In an embodiment, the target image obtaining unit 204 further includes:
the edge transparency graph acquiring unit is used for carrying out edge smoothing processing operation on the transparency graph to obtain an edge transparency graph;
and the post-processing unit is used for carrying out fusion processing on the SRC image and the basic image according to the edge transparency map, and carrying out expansion operation and corrosion operation on the fused image to obtain a target image.
In an embodiment, the target image obtaining unit 204 further includes:
the formula calculation unit is used for carrying out fusion processing according to the following formula:
combine(i,j)=src(i,j)*mask(i,j)+b_img(i,j)*(1-mask(i,j))
wherein SRC (i, j) is a pixel point in the SRC image, i is a row number, j is a column number, mask (i, j) is a transparency map corresponding to the pixel point in the SRC image, and b _ img (i, j) is one of the pixel points in the base image.
In one embodiment, the difference ratio normalization processing unit includes:
the first normalization processing unit is used for normalizing the difference ratio according to the following formula:
value_h=min(value_h,1.0)
value_h=max(value_h,0.0)
wherein value _ h represents the ratio of the difference values;
the display proportion normalization processing unit comprises:
the second normalization processing unit is used for normalizing the display proportion according to the following formula:
mask(i,j)=min(mask(i,j),1.0)
mask(i,j)=max(mask(i,j),0.0)
wherein, mask (i, j) represents a pixel point in the transparency map.
The embodiment of the present invention further provides a computer device, which includes a memory, a processor, and a computer program stored on the memory and executable on the processor, and when the processor executes the computer program, the processor implements the image color matting method as described above.
An embodiment of the present invention further provides a computer-readable storage medium, where a computer program is stored on the computer-readable storage medium, and when the computer program is executed by a processor, the method for image color matting is implemented as described above.
The embodiments are described in a progressive manner in the specification, each embodiment focuses on differences from other embodiments, and the same and similar parts among the embodiments are referred to each other. For the system disclosed by the embodiment, the description is relatively simple because the system corresponds to the method disclosed by the embodiment, and the relevant points can be referred to the method part for description. It should be noted that, for those skilled in the art, it is possible to make various improvements and modifications to the present invention without departing from the principle of the present invention, and those improvements and modifications also fall within the scope of the claims of the present invention.

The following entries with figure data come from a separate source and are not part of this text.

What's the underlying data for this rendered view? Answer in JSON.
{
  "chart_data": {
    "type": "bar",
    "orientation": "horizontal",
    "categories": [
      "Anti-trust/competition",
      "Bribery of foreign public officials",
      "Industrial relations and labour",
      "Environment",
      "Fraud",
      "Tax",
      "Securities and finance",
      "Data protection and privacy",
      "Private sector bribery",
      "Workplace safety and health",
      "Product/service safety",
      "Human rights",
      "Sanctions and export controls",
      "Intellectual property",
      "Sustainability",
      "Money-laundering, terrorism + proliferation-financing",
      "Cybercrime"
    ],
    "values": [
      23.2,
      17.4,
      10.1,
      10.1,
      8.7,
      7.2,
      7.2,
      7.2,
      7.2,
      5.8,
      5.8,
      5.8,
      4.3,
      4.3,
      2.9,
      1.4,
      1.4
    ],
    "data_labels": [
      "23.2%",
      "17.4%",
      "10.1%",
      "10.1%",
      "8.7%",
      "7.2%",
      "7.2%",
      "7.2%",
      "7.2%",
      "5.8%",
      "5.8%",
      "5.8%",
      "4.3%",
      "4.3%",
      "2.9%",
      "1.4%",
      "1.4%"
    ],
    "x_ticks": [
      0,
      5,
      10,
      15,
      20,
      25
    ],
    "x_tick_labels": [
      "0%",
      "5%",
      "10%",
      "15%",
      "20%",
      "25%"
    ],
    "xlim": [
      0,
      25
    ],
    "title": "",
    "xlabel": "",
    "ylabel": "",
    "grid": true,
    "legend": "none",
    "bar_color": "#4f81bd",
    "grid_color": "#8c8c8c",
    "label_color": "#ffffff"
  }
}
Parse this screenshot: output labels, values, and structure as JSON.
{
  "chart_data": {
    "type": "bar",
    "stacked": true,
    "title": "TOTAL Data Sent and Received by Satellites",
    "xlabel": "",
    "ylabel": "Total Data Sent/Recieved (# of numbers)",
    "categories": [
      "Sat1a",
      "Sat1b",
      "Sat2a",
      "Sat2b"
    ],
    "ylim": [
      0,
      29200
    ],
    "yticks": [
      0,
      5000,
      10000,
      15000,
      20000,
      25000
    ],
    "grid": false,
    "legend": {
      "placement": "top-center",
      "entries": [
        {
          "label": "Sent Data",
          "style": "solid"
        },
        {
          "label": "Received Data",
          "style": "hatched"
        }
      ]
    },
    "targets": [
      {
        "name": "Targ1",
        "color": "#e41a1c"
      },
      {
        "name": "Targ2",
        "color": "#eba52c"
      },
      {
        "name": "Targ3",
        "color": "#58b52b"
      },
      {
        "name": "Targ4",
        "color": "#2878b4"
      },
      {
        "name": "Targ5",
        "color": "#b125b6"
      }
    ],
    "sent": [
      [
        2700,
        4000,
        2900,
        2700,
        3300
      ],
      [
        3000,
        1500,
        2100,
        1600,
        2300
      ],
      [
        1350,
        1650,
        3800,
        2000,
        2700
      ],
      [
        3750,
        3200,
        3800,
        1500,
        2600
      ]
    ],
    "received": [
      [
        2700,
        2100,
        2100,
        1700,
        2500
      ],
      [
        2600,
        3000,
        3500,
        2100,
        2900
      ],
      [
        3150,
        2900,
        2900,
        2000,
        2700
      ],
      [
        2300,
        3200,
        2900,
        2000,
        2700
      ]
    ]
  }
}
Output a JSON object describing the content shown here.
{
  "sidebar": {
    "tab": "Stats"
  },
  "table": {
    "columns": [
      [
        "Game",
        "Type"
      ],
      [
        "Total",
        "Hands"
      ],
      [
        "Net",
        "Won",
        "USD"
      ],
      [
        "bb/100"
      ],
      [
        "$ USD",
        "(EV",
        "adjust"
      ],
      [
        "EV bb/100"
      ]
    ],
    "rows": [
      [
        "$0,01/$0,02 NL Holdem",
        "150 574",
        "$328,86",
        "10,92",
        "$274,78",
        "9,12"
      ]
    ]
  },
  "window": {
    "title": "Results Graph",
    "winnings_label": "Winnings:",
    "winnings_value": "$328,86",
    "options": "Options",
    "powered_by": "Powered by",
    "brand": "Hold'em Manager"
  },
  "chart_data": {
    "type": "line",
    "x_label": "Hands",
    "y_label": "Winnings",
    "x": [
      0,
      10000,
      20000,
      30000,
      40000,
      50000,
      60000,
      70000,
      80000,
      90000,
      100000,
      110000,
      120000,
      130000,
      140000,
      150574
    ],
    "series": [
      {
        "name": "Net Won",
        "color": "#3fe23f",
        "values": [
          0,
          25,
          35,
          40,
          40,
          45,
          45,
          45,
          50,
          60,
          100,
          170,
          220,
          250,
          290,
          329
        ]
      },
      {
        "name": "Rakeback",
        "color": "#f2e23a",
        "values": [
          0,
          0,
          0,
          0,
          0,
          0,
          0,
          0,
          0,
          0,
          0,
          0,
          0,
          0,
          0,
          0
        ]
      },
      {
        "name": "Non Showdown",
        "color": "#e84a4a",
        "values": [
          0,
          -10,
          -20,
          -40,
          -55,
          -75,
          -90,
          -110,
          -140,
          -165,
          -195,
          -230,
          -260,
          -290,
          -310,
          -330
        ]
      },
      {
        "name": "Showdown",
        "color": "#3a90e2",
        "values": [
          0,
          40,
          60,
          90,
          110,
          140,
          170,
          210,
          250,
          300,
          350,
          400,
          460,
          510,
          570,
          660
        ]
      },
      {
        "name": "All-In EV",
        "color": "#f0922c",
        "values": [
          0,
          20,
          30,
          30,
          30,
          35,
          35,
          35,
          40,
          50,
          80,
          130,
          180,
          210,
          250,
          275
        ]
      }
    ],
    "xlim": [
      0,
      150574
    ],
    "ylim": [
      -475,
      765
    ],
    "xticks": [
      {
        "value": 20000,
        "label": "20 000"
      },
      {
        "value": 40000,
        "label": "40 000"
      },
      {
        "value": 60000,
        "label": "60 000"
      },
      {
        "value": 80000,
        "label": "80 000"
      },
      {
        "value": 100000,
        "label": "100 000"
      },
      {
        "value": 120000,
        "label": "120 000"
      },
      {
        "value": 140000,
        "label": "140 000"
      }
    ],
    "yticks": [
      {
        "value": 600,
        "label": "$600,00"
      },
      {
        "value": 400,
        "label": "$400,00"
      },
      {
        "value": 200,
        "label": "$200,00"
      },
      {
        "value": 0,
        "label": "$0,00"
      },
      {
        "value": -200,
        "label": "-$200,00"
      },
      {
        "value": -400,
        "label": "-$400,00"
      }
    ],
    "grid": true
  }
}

It is further noted that, in the present specification, relational terms such as first and second, and the like are used solely to distinguish one entity or action from another entity or action without necessarily requiring or implying any actual such relationship or order between such entities or actions. Also, the terms "comprises," "comprising," or any other variation thereof, are intended to cover a non-exclusive inclusion, such that a process, method, article, or apparatus that comprises a list of elements does not include only those elements but may include other elements not expressly listed or inherent to such process, method, article, or apparatus. Without further limitation, an element defined by the phrase "comprising an … …" does not exclude the presence of other identical elements in a process, method, article, or apparatus that comprises the element.